People have told me about GNU screen and praised all its glory for a long time, however I never really got it going until now. I guess it might be one of those tools to you grow to use, but after getting the hang of it, I wish I had made the leap much sooner. Take it from me, if you regularly use and connect to multiple terminals, even on the same computer, you should make the mastery of screen a priority. After really sinking my teeth into the program over the last couple of weeks, here’s some things I found very helpful and important to my productivity.
- Use it in a full screen terminal. I use Fluxbox and Putty and both enable full screen capabilities.
- Spend some extensive time customizing your .screenrc file. I have mine configured to open 3 split regions and define a caption and a hardstatus line. It also adjusts the size of the regions for me and then puts the focus on my preferred region.
- Use a hardstatus line that makes sense for your preferred method. In Putty’s full screen mode, it still shows the windows toolbar, so my hardstatus line shows there.
- Decide on a split screen interface that makes works with your flow. This might be my best productivity trick, and I’m hoping others can share something that can further refine my technique. I usually work in a split screen interface with 3 regions and connect to three machines. The top region is I usually reserve as a command line for the same workstation that hosts my screen application. This allows me to always be able to easily add new windows to my screen session. My bottom region is usually reserved for an open notes text file. The region between is my “application” area. The top region I use to create “one-off” windows for programs and commands that i don’t care about once they are completed but would like to be able to monitor while it is running, such as the verbose output from an extensive rsync operation.
- Learn to use screen’s copy and paste function. When using screen in split screen mode, your terminal program doesnt handle the scrolling for you, so you’ll find it necessary to scroll back in one of those regions and copy and paste some information. Figure it out at your first opportunity and you’ll be satisfied. To get started it’s easy. The copy and paste default keys are logically paired on the keyboard and sensibly located. C-a [ for copy and C-a ] for paste. The first time you press C-a [ you will be able to use the up/down arrows to move the cursor. Move it to the beginning of the region you desire to highlight and then press enter. Then move the cursor using the arrow keys to the end of the region. Again, press enter to copy. Now switch to where you’d like to use the copied text as input, and press C-a ] to paste.
- Begin to use multiple sessions. Here’s where you take all of the incredible power of screen, and then multiply everything it does, and it requires no extra learning.
- Determine the important parameters for screen and quickly ignore the ones that you don’t find necessary. Some of the command line options look the same as others, especially amongst -d, -D, -R, -r, -RR and the manpage really makes a mockery of anyone trying to understand what the author intended as the differences. I usually rely on -D and -R.
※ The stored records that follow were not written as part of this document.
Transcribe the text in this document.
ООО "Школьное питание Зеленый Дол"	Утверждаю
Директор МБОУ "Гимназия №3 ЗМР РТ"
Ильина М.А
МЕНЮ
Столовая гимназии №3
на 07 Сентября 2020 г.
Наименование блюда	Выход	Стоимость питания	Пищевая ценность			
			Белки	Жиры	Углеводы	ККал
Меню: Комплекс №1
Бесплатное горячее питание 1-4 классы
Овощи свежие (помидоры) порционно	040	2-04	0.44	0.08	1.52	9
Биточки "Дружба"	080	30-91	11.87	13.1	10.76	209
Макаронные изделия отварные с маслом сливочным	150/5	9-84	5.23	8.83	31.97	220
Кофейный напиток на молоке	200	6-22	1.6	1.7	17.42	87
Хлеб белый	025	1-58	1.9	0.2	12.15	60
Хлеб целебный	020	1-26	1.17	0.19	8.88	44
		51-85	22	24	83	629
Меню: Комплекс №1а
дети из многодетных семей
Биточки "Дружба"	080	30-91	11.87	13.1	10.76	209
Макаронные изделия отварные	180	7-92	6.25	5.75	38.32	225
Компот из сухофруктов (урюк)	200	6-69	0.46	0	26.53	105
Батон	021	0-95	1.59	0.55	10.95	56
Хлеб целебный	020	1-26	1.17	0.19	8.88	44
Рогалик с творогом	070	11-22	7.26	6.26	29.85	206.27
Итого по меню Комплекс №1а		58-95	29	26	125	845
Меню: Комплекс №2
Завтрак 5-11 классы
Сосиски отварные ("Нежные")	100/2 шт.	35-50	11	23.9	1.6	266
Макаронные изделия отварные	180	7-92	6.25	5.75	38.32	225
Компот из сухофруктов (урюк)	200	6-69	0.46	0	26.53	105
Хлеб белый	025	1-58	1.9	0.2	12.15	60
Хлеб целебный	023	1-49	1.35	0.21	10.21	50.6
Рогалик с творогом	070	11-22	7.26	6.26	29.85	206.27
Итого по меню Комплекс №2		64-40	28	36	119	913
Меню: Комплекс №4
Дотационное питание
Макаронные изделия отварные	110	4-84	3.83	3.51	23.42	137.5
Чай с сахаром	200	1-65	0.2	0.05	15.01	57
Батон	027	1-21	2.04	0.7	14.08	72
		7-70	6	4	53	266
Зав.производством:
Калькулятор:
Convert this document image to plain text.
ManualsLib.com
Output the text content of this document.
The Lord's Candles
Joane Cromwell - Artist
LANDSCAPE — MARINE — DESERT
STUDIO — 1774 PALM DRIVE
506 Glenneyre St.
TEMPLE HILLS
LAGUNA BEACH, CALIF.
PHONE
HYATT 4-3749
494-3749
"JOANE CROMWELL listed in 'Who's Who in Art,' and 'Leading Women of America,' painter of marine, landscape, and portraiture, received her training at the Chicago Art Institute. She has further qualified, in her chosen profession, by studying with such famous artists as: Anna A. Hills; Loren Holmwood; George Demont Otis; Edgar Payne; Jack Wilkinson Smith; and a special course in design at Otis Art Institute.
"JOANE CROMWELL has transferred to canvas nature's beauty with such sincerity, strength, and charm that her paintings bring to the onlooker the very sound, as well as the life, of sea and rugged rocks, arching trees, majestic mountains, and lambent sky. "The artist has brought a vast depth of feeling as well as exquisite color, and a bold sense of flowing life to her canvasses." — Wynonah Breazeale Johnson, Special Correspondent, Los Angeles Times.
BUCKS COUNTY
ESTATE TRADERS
- Begin to use multiple configuration files. By using multiple configuration files, you’re able to simply some automation. For example you can have one .screenrc file that manages all of your backup processes and another that handles your general login and system management operations. I also have a configuration file for screen that opens up an entire software development platform for me.
- Promptly add bind s on a blank line in the .screenrc file. This will prevent the errant suspension of the output of windows.
- Read the gentoo user’s wiki guide to using screen. It has a lot of excellent nuggets of information that are very helpful.
I hope you share some of your favorite tips here.